Что это за центры охраны материнства и младенчества и обладают ли они действительно всей этой магией? Это места, куда будущие или состоявшиеся матери могут прийти за инструкциями и помощью во всем, что касается рождения и ухода за своими младенцами и детьми до школьного возраста. «Профилактика лучше лечения» — девиз этих центров. Я был в одном из крупнейших в Лондоне. У него около 600 записей в год. Там было, может быть, 40 младенцев и детей и, может быть, 30 матерей. Около 20 из этих матерей учились шить или вязать. Пятеро из них сидели вокруг медсестры, которая купала трехнедельного младенца. Молодая мать, которая может вымыть младенца по вкусу и на пользу младенцу по наитию, явно должна быть чем-то вроде феномена. В комнате внизу были некоторые маленькие стоики, чье здоровье было плохим; их приводили туда ежедневно для наблюдения. Один был младенцем времен воздушных налетов, самое худое маленькое существо, которое когда-либо видели; пепельный кусочек чего-то, через который мог бы продувать ветер; очень тихий, и спрашивающий «Почему?» своими глазами. Мне показали мать, которая только что потеряла своего первого ребенка. Центр спасал его от похорон за счет бедняков. Я вижу ее сейчас, входящую и садящуюся на край стула; внезапное сморщивание ее высохшего маленького лица, слезы, катящиеся вниз. Я всегда буду помнить тон ее голоса — «Это мой ребенок». Ее муж «отбывает срок»; и нехватка еды и знаний, пока она «носила его», вызвала смерть младенца. Несколько матерей с ее улицы приходят в Центр; но, «держась особняком», она никогда не слышала о нем, пока не стало слишком поздно. Сотней маленьких способов эти центры дают помощь и инструкции.
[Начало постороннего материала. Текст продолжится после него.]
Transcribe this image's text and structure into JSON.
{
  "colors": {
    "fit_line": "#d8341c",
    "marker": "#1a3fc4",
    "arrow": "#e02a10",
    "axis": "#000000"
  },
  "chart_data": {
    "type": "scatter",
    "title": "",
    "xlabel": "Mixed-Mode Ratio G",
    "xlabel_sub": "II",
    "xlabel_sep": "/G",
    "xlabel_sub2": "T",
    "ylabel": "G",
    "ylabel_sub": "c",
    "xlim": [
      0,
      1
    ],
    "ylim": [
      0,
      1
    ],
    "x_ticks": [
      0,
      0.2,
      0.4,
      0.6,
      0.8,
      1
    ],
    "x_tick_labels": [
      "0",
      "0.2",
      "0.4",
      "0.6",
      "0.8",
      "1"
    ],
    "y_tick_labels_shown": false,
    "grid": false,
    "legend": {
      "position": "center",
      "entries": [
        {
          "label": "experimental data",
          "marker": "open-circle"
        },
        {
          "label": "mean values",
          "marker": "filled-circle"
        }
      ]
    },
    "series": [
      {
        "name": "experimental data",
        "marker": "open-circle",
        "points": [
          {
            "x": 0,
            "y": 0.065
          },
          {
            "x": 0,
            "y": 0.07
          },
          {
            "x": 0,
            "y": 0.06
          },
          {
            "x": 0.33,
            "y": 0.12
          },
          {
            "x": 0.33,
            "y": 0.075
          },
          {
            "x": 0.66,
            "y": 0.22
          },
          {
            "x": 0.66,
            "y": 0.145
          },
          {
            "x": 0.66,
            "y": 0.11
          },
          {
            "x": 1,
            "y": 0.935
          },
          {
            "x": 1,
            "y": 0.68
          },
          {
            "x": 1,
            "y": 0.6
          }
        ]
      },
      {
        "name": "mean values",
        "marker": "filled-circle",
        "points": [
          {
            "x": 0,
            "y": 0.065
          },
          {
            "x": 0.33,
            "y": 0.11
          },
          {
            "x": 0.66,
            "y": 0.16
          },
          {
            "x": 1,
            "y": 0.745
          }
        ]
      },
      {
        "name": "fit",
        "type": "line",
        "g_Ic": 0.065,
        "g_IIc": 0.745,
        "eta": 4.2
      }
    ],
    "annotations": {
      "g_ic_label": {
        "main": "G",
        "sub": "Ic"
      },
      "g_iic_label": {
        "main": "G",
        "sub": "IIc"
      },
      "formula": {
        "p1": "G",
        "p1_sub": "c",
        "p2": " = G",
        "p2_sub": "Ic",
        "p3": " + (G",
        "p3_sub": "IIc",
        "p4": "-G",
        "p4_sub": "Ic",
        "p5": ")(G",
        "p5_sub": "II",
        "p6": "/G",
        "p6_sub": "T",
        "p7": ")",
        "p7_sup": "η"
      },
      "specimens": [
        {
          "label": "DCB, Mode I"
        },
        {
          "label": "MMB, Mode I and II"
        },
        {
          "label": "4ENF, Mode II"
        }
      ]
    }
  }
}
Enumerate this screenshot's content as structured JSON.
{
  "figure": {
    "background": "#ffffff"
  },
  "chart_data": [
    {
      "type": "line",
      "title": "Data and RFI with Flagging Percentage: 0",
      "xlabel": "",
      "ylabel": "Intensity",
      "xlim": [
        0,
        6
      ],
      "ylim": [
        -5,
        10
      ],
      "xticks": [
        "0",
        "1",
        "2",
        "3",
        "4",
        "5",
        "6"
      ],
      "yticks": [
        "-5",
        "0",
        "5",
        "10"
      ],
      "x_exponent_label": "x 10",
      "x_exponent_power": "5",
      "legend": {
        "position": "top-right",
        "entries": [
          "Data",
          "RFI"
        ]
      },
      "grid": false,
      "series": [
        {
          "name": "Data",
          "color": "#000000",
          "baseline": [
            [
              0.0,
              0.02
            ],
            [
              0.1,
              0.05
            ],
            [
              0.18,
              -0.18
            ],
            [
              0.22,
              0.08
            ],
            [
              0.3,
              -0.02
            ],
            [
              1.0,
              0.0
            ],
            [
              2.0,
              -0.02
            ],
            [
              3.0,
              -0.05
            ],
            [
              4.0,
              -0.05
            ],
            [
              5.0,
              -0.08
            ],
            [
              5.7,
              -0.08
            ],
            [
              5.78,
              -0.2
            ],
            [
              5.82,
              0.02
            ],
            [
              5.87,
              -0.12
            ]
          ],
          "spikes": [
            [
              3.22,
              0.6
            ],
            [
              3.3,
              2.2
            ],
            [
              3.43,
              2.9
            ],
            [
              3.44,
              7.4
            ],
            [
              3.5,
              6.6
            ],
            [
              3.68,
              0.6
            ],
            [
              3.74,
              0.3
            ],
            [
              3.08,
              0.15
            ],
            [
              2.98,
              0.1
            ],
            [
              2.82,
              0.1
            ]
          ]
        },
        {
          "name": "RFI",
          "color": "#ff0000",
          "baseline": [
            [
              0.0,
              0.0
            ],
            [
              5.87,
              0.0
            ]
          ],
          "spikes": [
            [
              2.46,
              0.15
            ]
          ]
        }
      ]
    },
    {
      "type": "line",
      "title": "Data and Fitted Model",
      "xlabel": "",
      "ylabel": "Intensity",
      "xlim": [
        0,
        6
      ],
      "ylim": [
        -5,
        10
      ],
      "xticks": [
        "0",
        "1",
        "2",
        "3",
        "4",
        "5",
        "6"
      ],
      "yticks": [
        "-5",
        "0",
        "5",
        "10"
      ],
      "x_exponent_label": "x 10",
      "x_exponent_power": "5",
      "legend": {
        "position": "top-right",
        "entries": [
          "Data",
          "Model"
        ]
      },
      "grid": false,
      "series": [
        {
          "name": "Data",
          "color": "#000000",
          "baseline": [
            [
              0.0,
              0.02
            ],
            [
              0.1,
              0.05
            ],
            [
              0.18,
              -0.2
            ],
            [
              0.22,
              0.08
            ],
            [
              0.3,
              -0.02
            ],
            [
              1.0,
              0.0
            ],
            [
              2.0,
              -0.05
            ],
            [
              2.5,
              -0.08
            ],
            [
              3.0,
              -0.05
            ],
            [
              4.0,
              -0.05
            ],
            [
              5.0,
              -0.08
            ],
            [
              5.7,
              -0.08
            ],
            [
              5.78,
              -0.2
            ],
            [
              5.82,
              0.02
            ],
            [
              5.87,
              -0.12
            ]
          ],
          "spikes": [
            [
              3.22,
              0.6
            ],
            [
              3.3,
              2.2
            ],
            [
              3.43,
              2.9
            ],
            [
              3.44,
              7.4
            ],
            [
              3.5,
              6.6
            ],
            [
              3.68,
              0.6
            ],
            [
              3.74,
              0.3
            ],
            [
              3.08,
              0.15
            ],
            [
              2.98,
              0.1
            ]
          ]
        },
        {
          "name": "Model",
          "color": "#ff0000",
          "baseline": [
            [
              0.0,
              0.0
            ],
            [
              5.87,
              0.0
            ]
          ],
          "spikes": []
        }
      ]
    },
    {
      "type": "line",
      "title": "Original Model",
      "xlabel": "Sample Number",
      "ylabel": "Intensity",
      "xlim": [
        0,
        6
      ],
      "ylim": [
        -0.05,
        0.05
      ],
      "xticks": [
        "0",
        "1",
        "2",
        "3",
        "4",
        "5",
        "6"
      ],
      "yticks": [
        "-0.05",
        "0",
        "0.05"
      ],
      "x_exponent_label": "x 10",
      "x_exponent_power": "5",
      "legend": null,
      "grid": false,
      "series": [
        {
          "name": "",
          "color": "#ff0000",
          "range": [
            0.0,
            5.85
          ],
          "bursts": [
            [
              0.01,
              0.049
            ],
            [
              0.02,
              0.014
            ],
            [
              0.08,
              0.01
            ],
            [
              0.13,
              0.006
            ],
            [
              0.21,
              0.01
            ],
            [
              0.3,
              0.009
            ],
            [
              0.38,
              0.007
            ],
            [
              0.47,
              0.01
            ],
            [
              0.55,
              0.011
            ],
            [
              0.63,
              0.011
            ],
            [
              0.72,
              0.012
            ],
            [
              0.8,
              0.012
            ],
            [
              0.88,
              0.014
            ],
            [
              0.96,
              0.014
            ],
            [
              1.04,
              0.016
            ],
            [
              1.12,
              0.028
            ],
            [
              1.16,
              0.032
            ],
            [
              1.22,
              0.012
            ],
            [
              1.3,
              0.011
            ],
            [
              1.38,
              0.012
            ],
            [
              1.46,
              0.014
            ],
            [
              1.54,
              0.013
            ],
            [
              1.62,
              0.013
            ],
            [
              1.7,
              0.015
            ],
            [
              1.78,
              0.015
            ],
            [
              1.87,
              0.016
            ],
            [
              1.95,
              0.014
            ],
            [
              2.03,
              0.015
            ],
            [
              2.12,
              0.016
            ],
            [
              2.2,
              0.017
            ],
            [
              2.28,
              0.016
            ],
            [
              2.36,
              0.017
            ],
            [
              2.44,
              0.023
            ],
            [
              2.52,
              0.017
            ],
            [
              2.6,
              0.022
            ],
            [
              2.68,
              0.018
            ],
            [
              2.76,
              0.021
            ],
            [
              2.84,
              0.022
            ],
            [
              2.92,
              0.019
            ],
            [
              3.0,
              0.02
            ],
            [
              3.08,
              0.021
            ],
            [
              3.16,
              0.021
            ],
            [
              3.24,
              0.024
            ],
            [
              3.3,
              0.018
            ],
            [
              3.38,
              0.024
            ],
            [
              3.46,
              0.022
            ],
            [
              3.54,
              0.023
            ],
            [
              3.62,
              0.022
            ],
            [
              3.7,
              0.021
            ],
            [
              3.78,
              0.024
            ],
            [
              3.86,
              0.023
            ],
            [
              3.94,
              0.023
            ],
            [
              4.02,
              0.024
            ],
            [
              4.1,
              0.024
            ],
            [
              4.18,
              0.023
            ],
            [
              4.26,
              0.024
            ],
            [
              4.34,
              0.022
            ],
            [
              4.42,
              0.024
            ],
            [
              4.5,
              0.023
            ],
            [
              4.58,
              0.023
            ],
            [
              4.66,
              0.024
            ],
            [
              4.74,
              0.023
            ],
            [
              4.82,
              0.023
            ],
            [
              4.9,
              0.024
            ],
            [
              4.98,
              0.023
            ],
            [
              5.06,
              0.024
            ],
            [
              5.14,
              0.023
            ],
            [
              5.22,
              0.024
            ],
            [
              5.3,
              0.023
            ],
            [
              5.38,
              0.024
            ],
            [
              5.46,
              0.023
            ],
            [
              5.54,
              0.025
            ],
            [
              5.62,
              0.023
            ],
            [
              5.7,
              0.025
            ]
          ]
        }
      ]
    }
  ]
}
Они и патронажные сестры, которые ходят вместе с ними, делают великую работу; но есть много районов по всей стране, где нет центров, куда можно прийти; нет помощи и инструкций, которые можно получить, как бы отчаянно они ни были нужны. Воистину, эта наша земля все еще ходит, как Рахиль, оплакивающая своих детей. Болезнь, голод, уродство и смерть все еще преследуют наших младенцев, и большая часть этого преследования предотвратима. Мы должны и будем восстать против злой участи, которую предотвратимое невежество, плохое здоровье и бедность приносят сотням тысяч детей.

Пора нам иметь больше гордости. Какое право мы имеем на слово «цивилизованный», пока не дадим матерям и детям надлежащий шанс? Это лишь Альфа порядочности, первый шаг прогресса. Мы начинаем это осознавать; но даже сейчас, чтобы предпринять полное усилие и сделать это немедленно — мы должны просить драгоценности.

Что такое драгоценность по сравнению с жизнью младенца? Что такое игрушка для здоровья и счастливого будущего этих беспомощных маленьких людей?

Вы, кто носит драгоценности, за немногими исключениями, являетесь или будете матерями — вы должны знать. Чтобы помочь своим собственным детям, вы бы разделись догола. Но испытание — это даяние для детей, не своих собственных. Под всеми недостатками, глупостями и провалами, это, я торжественно верю, страна великодушных. Я верю, что женщины нашей расы, прежде всех женщин, имеют чувство других. Они не провалят испытание.

В сумерки мира ежегодно запускаются эти мириады крошечных кораблей. Под небом из облаков и звезд они нащупывают путь к великим водам и великим ветрам — маленькие шлюпки жизни, от плавания которых зависит будущее. Они выходят слепыми, нащупывая свой путь. Матери, и вы, кто будет матерями, и вы, кто упустил материнство, дайте им шанс, благословите их драгоценным камнем — зажгите их фонари своими драгоценностями!

1917.

ФРАНЦИЯ, 1916–1917

ВПЕЧАТЛЕНИЕ

Было за одиннадцать, и пакетбот уже некоторое время шел ровно, когда мы вышли на палубу и обнаружили, что он медленно движется в ярком лунном свете вверх по гавани к домам Гавра. Ночной подход к городу по воде обладает качеством иного мира. Я помню то же ощущение дважды прежде: входя в Сан-Франциско с Востока на паровом пароме и пробираясь в Абингдон-на-Темзе на гребной лодке. Гавр лежал, тянусь к высотам, тихий и прекрасный, немного загадочный, со множеством огней, которыми, казалось, никто не пользовался. Было холодно, но воздух уже имел другую текстуру, более сухую, более легкую, чем воздух, который мы оставили, и сердце чувствовало себя легким и немного взволнованным. В лунном свете нагроможденные, закрытые ставнями дома имели окраску, как у цветов ночью — бледную, тонкую, перламутровую. Мы медленно двинулись вдоль набережной, услышали первые французские голоса, увидели первые французские лица и спустились вниз, чтобы поспать.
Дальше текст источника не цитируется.